One evening I was sauntering along a soft, grey, dusty track between two breast-high walls of grain. So narrow was the track that here and there tar-besmeared cars were lying–tangled, broken, and crushed–in the ruts of the cartway.

Field mice squeaked as a heavy car first swayed–then bent forwards towards the sun-baked earth. A number of martins and swallows were flitting in the sky, and constituting a sign of the immediate proximity of dwellings and a river; though for the moment, as my eyes roved over the sea of gold, they encountered naught beyond a belfry rising to heaven like a ship’s mast, and some trees which from afar looked like the dark sails of a ship. Yes, there was nothing else to be seen save the brocaded, undulating steppe where gently it sloped away south-westwards. And as was the earth’s outward appearance, so was that of the sky–equally peaceful.

Invariably, the steppe makes one feel like a fly on a platter. Invariably, it inclines one to believe, when the centre of the expanse is reached, that the earth lies within the compass of the sky, with the sun embracing it, and the stars hemming it about as, half-blinded, they stare at the sun’s beauty.


Presently the sun’s huge, rosy-red disk impinged upon the blue shadows of the horizon before preparing to sink into a snow-white cloud-bank; and as it did so it bathed the ears of grain around me in radiance and caused the cornflowers to seem the darker by comparison; and the stillness, the herald of night, to accentuate more than ever the burden of the earth’s song.

Fanwise then spread the ruddy beams over the firmament; and, in so doing, they cast upon my breast a shaft of light like Moses’ rod, and awoke therein a flood of calm, but ardent, sentiments which set me longing to embrace all the evening world, and to pour into its ear great, eloquent, and never previously voiced, utterances.

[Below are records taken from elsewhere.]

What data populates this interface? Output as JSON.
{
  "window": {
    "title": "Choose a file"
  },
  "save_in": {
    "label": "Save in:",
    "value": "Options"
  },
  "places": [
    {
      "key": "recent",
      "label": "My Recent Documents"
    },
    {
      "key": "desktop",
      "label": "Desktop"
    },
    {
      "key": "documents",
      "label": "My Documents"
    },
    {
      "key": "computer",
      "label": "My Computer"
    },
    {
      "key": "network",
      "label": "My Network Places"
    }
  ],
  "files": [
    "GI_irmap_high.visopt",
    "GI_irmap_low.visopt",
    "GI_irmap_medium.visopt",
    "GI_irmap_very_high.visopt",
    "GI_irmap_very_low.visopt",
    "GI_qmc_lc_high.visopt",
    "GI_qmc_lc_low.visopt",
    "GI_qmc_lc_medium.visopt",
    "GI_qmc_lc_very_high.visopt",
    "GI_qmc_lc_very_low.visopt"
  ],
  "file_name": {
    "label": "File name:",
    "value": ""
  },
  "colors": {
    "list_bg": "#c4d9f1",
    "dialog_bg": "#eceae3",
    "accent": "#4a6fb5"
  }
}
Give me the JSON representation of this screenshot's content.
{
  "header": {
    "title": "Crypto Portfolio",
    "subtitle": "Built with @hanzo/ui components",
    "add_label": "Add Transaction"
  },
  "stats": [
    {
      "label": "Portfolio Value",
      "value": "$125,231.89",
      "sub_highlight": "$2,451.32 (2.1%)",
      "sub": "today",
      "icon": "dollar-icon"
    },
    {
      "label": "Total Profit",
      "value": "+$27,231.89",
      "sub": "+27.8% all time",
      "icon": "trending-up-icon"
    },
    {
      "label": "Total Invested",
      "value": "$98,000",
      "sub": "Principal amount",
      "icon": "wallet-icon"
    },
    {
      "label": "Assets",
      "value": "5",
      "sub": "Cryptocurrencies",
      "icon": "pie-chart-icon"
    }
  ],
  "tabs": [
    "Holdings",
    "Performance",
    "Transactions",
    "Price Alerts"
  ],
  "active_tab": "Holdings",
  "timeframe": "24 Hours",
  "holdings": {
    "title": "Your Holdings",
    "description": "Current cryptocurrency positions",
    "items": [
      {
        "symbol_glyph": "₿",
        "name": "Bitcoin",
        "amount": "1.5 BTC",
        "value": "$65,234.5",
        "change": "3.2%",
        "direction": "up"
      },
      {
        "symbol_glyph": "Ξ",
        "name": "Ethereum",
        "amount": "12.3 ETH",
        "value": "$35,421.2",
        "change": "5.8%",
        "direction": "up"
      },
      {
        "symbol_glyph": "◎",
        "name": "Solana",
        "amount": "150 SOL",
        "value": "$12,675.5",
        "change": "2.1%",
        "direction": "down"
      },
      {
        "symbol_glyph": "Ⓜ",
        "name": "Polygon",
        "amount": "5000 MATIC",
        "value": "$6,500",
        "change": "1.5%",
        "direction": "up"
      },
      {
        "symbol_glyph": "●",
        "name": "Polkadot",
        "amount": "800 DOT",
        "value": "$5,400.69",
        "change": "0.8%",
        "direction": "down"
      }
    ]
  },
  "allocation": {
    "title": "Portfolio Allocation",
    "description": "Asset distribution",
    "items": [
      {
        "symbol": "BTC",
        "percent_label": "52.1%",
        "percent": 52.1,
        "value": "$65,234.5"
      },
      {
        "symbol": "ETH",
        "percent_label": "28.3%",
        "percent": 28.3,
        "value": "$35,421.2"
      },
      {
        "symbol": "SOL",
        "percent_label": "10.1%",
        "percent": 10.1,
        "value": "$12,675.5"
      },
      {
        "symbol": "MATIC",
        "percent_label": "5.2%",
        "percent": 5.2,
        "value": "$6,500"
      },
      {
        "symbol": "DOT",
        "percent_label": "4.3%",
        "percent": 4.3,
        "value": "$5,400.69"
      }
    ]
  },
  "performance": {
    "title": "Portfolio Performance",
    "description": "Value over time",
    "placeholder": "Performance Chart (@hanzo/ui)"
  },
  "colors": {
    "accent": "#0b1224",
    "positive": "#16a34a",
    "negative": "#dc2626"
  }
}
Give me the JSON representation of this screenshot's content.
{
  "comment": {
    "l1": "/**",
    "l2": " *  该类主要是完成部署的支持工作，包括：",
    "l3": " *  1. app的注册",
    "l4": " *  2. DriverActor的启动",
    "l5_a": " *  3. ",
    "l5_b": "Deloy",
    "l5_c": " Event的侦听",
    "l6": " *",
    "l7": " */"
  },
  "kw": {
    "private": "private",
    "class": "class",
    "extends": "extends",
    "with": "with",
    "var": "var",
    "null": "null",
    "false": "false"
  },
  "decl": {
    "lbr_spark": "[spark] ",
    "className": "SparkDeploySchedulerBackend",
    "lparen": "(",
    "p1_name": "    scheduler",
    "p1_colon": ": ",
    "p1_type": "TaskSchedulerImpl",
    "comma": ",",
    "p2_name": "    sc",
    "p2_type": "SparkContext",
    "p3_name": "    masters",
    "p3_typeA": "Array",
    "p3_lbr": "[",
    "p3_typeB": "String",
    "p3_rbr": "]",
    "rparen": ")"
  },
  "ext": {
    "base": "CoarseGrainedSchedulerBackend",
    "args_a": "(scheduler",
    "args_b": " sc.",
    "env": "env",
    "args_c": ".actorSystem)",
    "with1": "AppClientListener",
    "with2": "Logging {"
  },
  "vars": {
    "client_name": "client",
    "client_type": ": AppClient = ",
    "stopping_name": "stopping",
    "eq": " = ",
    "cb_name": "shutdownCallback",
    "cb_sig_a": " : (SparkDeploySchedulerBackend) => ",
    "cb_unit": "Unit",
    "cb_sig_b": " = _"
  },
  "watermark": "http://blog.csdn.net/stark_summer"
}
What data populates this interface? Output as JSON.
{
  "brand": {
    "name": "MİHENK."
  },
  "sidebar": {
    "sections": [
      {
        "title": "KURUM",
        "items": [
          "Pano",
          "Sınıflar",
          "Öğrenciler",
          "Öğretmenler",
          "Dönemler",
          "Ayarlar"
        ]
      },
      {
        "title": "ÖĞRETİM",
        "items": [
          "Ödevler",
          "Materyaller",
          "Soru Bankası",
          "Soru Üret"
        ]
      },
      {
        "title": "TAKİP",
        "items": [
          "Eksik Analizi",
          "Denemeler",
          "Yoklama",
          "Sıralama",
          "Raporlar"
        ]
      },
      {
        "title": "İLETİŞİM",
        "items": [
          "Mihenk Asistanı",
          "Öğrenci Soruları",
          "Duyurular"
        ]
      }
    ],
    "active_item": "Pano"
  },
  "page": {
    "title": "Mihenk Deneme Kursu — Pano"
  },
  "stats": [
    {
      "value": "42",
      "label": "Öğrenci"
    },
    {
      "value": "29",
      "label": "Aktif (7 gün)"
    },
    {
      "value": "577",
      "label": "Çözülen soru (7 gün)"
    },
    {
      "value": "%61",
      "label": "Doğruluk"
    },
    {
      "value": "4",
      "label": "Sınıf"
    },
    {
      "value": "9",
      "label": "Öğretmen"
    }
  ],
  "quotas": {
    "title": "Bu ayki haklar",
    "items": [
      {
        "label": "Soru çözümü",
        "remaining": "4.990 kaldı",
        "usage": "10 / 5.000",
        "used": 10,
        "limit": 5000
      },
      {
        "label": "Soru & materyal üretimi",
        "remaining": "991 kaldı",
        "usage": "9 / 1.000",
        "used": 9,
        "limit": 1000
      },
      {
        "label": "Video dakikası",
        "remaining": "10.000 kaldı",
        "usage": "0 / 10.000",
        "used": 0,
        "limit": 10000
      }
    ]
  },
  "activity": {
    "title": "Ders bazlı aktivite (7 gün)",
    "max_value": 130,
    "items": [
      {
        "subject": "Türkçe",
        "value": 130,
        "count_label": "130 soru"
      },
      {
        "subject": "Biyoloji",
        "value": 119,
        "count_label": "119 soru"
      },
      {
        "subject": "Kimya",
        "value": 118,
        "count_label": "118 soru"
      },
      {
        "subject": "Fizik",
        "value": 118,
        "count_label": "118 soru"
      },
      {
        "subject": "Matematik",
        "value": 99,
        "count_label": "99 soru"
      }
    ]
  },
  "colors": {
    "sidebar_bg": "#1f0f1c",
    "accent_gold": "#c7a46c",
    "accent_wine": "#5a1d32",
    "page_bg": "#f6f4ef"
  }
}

Now, too, the firmament began to spangle itself with stars; and since the earth is equally a star, and is peopled with humankind, I found myself longing to traverse every road throughout the universe, and to behold, dispassionately, all the joys and sorrows of life, and to join my fellows in drinking honey mixed with gall.

Yet also there was upon me a feeling of hunger, for not since the morning had my wallet contained a morsel of food. Which circumstance hindered the process of thought, and intermittently vexed me with the reflection that, rich though is the earth, and much thence though humanity has won by labour, a man may yet be forced to walk hungry. . . .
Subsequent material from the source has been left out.